Scrive il chimico statunitense Hugh Aldersey-Williams nell’affascinante saggio Favole Periodiche (BUR Rizzoli – Saggi,2020): “Il radio, un elemento – un metallo non solo radioattivo, ma anche caratterizzato da una reattività esplosiva – con cui nessun mortale aveva mai avuto modo di entrare in contatto, conquistò all’improvviso una notorietà mondiale che lo portò a essere considerato una sorta di talismano miracoloso … era ricercato ovunque … La figura centrale nella storia del radio …. è Marie Curie …”. Di origine polacca, ma naturalizzata francese, Maria Salomea Skłodowska – questo era il suo nome da nubile – era nata a Varsavia nel 1867, dove non potette completare gli studi perché era vietato alle donne di scriversi all’università. Si trasferì, allora, a Parigi, si scrisse all’università Sorbona – cosa insolita per una donna anche in Francia -, dove studiò fisica e chimica, tant’è che in entrambe le discipline, in seguito alle sue ricerche sulla radioattività e sull’elemento chimico radio, ottenne due premi Nobel.

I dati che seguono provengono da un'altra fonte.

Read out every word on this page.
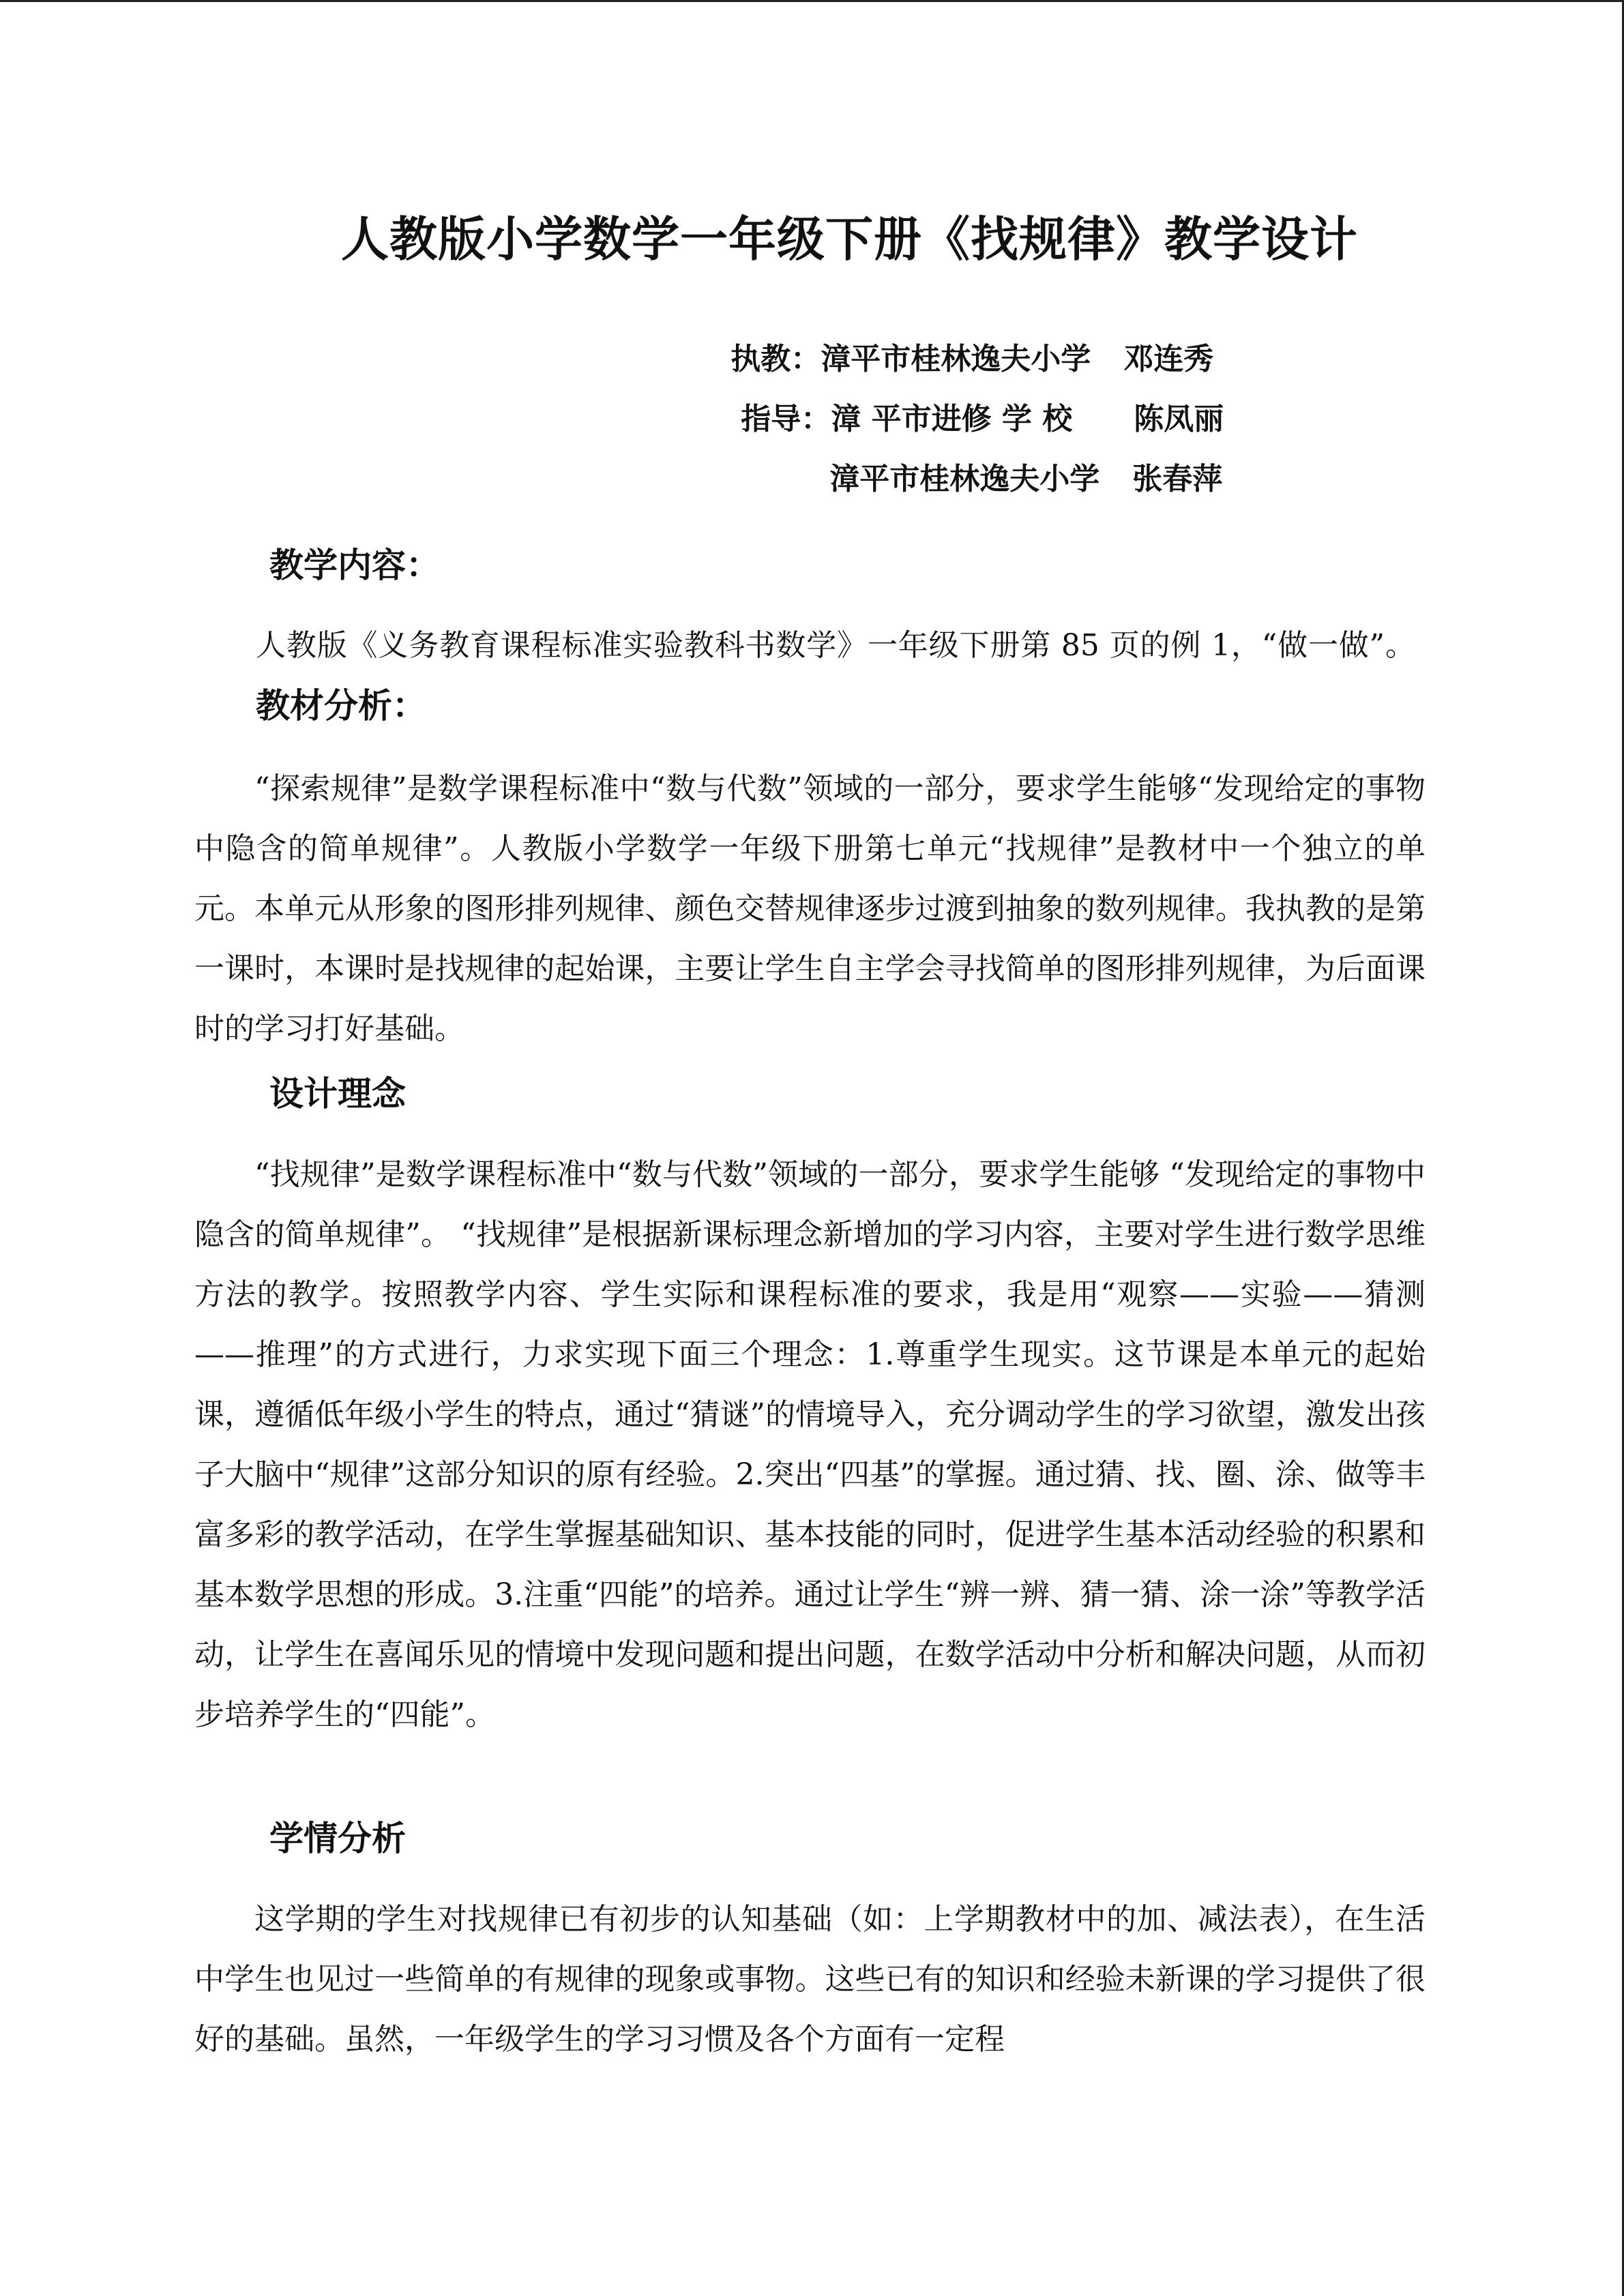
人教版小学数学一年级下册《找规律》教学设计

执教：漳平市桂林逸夫小学 邓连秀

指导：漳 平市进修 学 校 陈凤丽

漳平市桂林逸夫小学 张春萍

教学内容：

人教版《义务教育课程标准实验教科书数学》一年级下册第 85 页的例 1，“做一做”。教材分析：

“探索规律”是数学课程标准中“数与代数”领域的一部分，要求学生能够“发现给定的事物中隐含的简单规律”。人教版小学数学一年级下册第七单元“找规律”是教材中一个独立的单元。本单元从形象的图形排列规律、颜色交替规律逐步过渡到抽象的数列规律。我执教的是第一课时，本课时是找规律的起始课，主要让学生自主学会寻找简单的图形排列规律，为后面课时的学习打好基础。

设计理念

“找规律”是数学课程标准中“数与代数”领域的一部分，要求学生能够 “发现给定的事物中隐含的简单规律”。 “找规律”是根据新课标理念新增加的学习内容，主要对学生进行数学思维方法的教学。按照教学内容、学生实际和课程标准的要求，我是用“观察——实验——猜测——推理”的方式进行，力求实现下面三个理念：1.尊重学生现实。这节课是本单元的起始课，遵循低年级小学生的特点，通过“猜谜”的情境导入，充分调动学生的学习欲望，激发出孩子大脑中“规律”这部分知识的原有经验。2.突出“四基”的掌握。通过猜、找、圈、涂、做等丰富多彩的教学活动，在学生掌握基础知识、基本技能的同时，促进学生基本活动经验的积累和基本数学思想的形成。3.注重“四能”的培养。通过让学生“辨一辨、猜一猜、涂一涂”等教学活动，让学生在喜闻乐见的情境中发现问题和提出问题，在数学活动中分析和解决问题，从而初步培养学生的“四能”。

学情分析

这学期的学生对找规律已有初步的认知基础（如：上学期教材中的加、减法表），在生活中学生也见过一些简单的有规律的现象或事物。这些已有的知识和经验未新课的学习提供了很好的基础。虽然，一年级学生的学习习惯及各个方面有一定程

Fu, infatti, la prima donna, nel 1903, ad essere insignita del premio Nobel per la fisica per gli studi sulle sostanze radioattive (assieme al marito Pierre Curie ed a Henri Becquerel, e dove, all’inizio, non era stata inserita in quanto donna) “in riconoscimento dei servizi straordinari che essi hanno reso nella loro ricerca congiunta sui fenomeni radioattivi scoperti dal professor Henri Becquerel”, e fu, ancora la prima donna, nel 1911, a vincere, questa volta da sola, il premio Nobel per la chimica “in riconoscimento dei suoi servizi all’avanzamento della chimica tramite la scoperta del radio e del polonio, dall’isolamento del radio e dallo studio della natura e dei componenti di questo notevole elemento”. Dopo la morte del marito Pierre Curie, investito da una carrozza, nel 1908 le fu assegnata la cattedra di fisica generale; anche questa volta fu la prima donna ad insegnare nella prestigiosa università Sorbona. Morì nel 1934, a sessantasette anni, per avere esposto il suo corpo per un tempo molto lungo alle radiazioni, di cui negò sempre la pericolosità della quale ancora non si aveva consapevolezza. Dunque tre primati straordinari e unici che, senza volerli e ambirli, accompagnarono il lavoro svolto con passione smisurata di questa grande donna, la quale con le sue scoperte aveva dato un immenso contributo all’umanità aprendo nuove e molteplici frontiere alla ricerca scientifica.
L’anno 2011 fu scelto come Anno Internazionale della Chimica (IYC2011) dalla 63^ sessione dell’Assemblea Generale dell’ONU, con il coinvolgimento dell’UNESCO e dell’Unione Internazionale di Chimica Pura e Applicata (IUPAC), per celebrare il centenario dell’assegnazione del premio Nobel per la Chimica a Maria Slodowska Curie, e per onorare, nel contempo, il contributo che le donne danno alla Scienza. (A Latina lo scrivente di questo articolo fu referente SCI del IYC 2011-Lazio – http://www.everydaymath.it/rassegnaChimica.php e https://www.yumpu.com/it/document/view/31473602/programma-sci-2011-anno-internazionale-della-chimica ).
Nel 2017, per commemorare la celebre storia di una delle più grandi scienziate di tutti i tempi, forte e determinata, venne scritto e diretto dalla regista Marie Noëlle il film Marie Curie (Karolina Gruszka), distribuito nelle sale italiane dal 5 marzo 2020 (una settimana prima del confinamento nazionale dovuto alla Covid-19). Nel film, per sminuire i molteplici successi di questa donna moderna, carismatica e passionale, la regista biasima a ragione l’azione deprecabile dei giornali del tempo che, dopo la morte accidentale del marito, stigmatizzano l’innamoramento della scienziata con il matematico Paul Langevin, per suscitare nell’opinione pubblica il turpe sentore del contegno scandaloso.